Tükürük bezlerinin ince kanallarına tanı ya da tedavi amacı ile minik endoskoplarla girilmesi işlemi siyalendoskopi olarak isimlendirilmektedir.
1990 ların sonunda ince endoskoplarla tükürük kanallarına girilerek tıkanıklığın nedenini anlamak için kullanılmaya başlanan bu yöntem zamanla daha ince endoskoplar ve bu endoskopların yanından kullanılabilen çok ince cerrahi enstrumanların geliştirilmesi sonucunda patolojilere müdahale etmek amacıyla da kullanılmaya başlanmıştır. Siyalendoskopi günümüzde çene altı (submandibüler) ve kulak önü (parotis) tükürük bezlerinin kanallarında tıkanıklığa neden olan iyi huylu hastalıkların tanı ve tedavisinde en etkili yöntem olarak kabul edilmektedir.
Tükürük bezi kanallarında tıkanmaya neden olan patolojiler sıklıkla tükürük bezi taşları ve daha az olarak çeşitli nedenlerle oluşan tükürük kanalı darlıklarıdır. Geçmiş dönemlerde çoğu zaman tükürük bezlerinin cerrahi olarak çıkartılması yolu ile tedavi edilebilen bu hastalıklar günümüzde siyalendoskopi yardımı ile yüksek başarı oranları ile ve tükürük bezleri korunarak tedavi edilebilmektedir.

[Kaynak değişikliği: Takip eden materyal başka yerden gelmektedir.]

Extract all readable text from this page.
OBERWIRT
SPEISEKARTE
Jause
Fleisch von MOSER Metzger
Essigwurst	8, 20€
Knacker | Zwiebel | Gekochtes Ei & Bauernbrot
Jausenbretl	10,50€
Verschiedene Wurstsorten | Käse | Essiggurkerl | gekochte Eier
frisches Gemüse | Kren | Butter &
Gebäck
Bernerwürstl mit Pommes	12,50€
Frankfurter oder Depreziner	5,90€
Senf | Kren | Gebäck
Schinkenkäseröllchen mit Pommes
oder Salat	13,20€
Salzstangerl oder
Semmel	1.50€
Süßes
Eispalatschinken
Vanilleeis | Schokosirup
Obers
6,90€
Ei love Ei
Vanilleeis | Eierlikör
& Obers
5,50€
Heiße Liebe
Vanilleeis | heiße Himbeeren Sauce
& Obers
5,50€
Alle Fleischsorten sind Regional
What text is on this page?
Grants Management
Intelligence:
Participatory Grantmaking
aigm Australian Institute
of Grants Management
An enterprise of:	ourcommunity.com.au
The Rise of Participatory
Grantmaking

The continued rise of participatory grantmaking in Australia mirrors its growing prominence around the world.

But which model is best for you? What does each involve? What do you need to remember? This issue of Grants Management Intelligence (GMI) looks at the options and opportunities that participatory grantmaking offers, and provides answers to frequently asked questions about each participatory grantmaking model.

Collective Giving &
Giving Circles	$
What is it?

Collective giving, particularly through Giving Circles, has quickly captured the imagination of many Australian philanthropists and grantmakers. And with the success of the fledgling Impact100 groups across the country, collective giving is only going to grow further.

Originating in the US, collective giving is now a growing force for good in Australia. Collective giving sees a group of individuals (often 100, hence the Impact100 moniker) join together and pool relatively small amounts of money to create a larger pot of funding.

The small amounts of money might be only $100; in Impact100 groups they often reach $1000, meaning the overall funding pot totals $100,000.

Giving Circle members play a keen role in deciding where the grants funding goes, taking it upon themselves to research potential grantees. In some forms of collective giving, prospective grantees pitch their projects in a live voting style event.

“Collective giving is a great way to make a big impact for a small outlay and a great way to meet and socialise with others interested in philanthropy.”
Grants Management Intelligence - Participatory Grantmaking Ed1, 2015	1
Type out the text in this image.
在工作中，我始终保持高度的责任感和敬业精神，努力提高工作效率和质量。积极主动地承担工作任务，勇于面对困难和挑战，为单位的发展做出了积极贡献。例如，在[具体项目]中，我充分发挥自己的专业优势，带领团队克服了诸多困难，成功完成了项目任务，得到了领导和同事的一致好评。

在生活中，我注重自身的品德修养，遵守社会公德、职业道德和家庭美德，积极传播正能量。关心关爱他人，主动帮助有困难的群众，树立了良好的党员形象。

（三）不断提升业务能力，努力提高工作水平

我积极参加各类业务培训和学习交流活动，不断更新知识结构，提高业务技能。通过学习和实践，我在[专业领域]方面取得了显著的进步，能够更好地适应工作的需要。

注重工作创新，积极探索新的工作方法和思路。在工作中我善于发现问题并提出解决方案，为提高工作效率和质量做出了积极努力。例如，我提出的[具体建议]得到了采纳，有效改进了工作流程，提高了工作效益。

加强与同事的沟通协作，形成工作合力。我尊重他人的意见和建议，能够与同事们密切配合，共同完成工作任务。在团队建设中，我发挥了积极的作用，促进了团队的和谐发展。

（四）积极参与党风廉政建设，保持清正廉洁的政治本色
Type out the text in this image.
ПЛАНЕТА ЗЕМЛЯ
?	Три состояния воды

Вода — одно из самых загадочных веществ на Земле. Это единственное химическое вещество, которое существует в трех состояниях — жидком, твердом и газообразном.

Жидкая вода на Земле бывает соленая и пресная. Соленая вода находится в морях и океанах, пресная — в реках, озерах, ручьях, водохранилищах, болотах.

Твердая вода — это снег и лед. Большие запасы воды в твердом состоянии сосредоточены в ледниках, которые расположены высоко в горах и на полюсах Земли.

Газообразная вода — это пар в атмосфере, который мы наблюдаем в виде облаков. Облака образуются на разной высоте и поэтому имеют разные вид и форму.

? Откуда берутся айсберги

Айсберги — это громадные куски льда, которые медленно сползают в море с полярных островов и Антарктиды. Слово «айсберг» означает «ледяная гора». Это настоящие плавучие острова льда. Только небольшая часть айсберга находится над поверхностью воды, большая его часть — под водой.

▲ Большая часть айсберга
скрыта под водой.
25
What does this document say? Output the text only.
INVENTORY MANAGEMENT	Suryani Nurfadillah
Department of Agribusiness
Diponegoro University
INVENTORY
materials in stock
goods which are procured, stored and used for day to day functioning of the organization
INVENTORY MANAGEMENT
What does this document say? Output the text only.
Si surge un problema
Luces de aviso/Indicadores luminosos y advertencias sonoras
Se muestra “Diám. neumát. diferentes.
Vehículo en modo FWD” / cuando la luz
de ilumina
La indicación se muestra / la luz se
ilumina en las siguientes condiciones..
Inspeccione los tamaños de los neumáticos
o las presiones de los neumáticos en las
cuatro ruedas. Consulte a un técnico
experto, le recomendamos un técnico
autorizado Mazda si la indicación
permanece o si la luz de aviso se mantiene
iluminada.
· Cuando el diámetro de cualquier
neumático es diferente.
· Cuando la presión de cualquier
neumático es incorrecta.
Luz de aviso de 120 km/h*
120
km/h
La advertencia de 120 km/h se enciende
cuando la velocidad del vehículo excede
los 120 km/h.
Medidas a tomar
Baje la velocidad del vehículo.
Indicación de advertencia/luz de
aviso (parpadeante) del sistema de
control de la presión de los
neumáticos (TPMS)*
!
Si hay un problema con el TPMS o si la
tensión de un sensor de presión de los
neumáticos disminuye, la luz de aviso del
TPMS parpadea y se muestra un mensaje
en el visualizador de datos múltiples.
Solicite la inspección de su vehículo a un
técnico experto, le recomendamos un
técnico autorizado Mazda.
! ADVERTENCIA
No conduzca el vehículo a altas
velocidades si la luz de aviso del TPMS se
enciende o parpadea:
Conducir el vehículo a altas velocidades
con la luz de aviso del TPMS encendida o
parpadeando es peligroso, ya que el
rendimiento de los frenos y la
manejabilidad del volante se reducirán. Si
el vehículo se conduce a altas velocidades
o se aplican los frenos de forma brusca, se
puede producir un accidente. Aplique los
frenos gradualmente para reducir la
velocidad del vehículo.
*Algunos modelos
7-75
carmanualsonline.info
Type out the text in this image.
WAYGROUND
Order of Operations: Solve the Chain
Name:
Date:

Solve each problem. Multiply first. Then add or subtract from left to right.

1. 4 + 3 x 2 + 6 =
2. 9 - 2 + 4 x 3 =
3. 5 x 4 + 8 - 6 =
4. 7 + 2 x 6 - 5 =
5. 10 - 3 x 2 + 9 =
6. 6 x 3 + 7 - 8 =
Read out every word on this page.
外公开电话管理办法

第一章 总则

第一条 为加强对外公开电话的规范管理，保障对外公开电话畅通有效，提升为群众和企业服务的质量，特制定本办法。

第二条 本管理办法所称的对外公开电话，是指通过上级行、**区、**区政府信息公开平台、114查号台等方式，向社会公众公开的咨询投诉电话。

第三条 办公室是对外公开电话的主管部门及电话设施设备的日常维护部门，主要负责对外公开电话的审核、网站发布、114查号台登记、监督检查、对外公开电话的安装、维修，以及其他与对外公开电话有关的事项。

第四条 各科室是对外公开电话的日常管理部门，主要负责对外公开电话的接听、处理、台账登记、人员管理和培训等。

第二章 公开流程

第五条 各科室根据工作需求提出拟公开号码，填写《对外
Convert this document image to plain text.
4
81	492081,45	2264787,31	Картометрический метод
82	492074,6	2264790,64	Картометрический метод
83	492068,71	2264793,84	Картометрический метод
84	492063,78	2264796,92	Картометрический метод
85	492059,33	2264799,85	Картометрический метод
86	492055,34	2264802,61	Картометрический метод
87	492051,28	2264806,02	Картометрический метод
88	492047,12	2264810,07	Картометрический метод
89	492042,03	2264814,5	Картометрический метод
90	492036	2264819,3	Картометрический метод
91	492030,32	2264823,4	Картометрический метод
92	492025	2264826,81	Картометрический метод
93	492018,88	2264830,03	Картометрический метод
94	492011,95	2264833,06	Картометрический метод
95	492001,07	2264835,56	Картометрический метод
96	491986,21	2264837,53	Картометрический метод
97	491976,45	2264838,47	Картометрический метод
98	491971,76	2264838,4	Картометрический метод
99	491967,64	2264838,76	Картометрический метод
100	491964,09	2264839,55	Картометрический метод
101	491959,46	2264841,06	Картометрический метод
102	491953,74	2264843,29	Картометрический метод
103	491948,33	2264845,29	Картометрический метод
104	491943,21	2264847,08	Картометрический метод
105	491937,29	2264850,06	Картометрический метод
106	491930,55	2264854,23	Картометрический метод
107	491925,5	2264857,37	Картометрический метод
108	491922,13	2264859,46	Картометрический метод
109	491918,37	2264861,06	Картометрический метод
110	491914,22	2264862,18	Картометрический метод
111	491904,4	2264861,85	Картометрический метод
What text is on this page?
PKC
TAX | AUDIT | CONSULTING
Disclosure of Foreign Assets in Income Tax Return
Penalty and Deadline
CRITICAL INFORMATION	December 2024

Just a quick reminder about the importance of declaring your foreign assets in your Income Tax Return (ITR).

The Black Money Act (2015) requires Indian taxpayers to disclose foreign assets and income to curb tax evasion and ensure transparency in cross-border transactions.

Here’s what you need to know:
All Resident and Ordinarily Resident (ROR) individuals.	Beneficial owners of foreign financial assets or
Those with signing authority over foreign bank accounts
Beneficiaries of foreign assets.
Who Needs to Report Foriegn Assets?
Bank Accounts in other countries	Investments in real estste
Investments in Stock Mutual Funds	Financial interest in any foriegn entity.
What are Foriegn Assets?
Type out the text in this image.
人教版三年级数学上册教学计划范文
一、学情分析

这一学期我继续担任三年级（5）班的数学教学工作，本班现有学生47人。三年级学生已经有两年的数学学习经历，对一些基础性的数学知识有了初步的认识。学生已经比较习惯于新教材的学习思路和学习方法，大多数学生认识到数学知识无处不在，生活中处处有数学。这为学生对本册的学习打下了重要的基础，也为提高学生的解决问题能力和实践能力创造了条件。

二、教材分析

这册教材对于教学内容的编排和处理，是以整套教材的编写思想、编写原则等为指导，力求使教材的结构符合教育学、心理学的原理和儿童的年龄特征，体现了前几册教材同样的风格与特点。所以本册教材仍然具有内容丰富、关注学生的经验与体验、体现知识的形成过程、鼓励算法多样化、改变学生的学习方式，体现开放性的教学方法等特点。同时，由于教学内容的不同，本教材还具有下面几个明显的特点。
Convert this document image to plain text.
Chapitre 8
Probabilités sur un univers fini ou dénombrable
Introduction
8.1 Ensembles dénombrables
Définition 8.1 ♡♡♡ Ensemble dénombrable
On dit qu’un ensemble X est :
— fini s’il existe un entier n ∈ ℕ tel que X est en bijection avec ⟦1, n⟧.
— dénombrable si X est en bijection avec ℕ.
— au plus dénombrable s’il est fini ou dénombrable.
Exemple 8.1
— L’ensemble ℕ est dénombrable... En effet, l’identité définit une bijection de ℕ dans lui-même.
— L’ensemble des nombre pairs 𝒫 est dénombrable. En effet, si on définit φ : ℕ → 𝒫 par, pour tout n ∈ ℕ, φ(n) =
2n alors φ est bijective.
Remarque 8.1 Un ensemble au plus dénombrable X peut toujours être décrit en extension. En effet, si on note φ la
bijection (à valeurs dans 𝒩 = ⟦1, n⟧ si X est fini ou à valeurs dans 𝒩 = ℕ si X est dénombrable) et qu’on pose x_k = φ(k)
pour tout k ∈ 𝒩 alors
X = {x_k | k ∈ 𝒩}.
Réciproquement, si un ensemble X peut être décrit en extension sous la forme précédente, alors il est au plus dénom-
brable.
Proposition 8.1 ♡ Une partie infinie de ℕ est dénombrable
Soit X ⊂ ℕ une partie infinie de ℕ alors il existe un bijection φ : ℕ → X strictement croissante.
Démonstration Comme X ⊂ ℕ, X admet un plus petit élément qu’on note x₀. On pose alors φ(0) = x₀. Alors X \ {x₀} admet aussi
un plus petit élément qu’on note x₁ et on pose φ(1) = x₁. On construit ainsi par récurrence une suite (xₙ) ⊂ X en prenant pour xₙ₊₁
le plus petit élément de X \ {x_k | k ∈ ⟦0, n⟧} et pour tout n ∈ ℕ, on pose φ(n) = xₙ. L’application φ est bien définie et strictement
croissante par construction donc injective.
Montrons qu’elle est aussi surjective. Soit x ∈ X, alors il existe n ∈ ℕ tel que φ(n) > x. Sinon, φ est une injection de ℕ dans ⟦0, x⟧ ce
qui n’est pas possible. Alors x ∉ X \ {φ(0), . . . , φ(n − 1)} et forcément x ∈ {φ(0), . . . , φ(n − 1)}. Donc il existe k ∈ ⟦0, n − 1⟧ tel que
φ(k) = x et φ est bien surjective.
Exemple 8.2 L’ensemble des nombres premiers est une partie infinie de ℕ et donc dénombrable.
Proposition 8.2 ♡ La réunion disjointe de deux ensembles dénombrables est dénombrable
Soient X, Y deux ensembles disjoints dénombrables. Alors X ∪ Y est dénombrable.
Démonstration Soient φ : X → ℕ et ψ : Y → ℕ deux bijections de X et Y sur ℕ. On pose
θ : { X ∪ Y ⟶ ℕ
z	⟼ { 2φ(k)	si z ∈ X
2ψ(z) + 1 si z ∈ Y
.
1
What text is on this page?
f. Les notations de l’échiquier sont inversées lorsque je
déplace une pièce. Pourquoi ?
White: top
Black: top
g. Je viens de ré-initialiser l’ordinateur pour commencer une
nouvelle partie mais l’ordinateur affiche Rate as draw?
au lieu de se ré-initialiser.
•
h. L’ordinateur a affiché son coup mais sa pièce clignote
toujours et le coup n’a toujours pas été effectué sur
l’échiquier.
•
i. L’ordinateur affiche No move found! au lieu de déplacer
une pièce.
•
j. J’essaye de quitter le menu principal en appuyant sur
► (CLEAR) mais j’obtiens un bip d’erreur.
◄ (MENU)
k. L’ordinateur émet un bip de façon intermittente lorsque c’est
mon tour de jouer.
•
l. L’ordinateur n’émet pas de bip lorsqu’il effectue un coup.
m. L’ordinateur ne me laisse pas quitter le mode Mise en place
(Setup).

Tanısal ve tedaviye yönelik girişimsel siyalendoskopi uygulaması yapılan kliniklerde kanal tıkanması ile seyreden iyi huylu patolojilerde tükürük bezlerinin cerrahi olarak çıkartılma oranları %1 seviyesine kadar gerilemiştir.
Genellikle hastane yatışı gerektirmeyen siyalendoskopik girişimler sonrasında normal diyet ve günlük aktivitelere hızla dönülebilmekte ve tedavi süreci mümkün olan en az zaman kaybı ile tamamlanabilmektedir.
Neden Siyalendoskopi?
Çene altı (submandibüler) ve kulak önü (parotis) tükürük bezlerinin standart cerrahi yöntemlerle çıkartılması amacı ile yapılan ameliyatlar, yüz sinirinde fonksiyon kaybı, ağız içinde his kaybı, boyunda cerrahi yara izi, yüzde deformite ya da kanalın tam olarak çıkartılamamasına bağlı hastalığın tekrarlaması gibi komplikasyon riskleri içerirken sialendoskopik yaklaşım ile bu komplikasyon risklerinin önlenmesi yanında ilave avantajlar sağlanmaktadır.
Siyalendoskopinin standart cerrahi tekniklere göre en önemli avantajları;
» Hızlı iyileşme
» Çok düşük cerrahi komplikasyon oranı
» Kalıcı sinir hasarı riski olmaması
» Ciltte ameliyat izi olmaması
» Normal anatomi ve fonksiyonların korunması
» Minimal çalışma zamanı kaybı
» Hastane yatışı gerekmemesi olarak sayılabilir
Siyalendoskopi hangi hastalarda uygulanmaktadır?
Çene altı ya da kulak önü tükürük bezlerinde ya da kanallarında taş saptanan, tükürük kanalında daralma olan, sık tükürük bezi enfeksiyonu ya da şişmesi şikayeti olan tüm hastalar siyalendoskopi adayıdır.
Tükürük kanalındaki parotis bezinde 3mm çene altı bezinde 4 mm çapa kadar olan taşlar siyalendoskopi sonrasında özel forsepsler ya da sepetler yardımı ile yakalanarak kanaldan çıkartılabilmektedir. Daha büyük taşların (6-8 mm) çıkartılabilmesi için Lazer ya da ses dalgaları ile kırılarak kanaldan çıkartılabilecek boyutta küçük parçalara ayrılması gerekmektedir. Kanaldan çıkartılamayacak ya da kırma işlemleri için dahi büyük kabul edilen boyuttaki taşlarda endoskopik ve cerrahi yaklaşımın birlikte kullanılması yolu ile taşların tükürük bezi korunarak kanaldan çıkartılması tercih edilebilmektedir.
Tükürük kanalı darlığı saptanan hastalarda darlık olan bölgeler balonlu kateterler kullanılarak genişletilebilmekte, sık tükürük bezi iltihabı geçiren hastalarda kanalların endoskopik olarak değerlendirilmesi, temizlenmesi ve antibiyotik ve kortizon içeren solüsyonlarla yıkanması enfeksiyon sıklığında anlamlı azalma sağlayabilmektedir.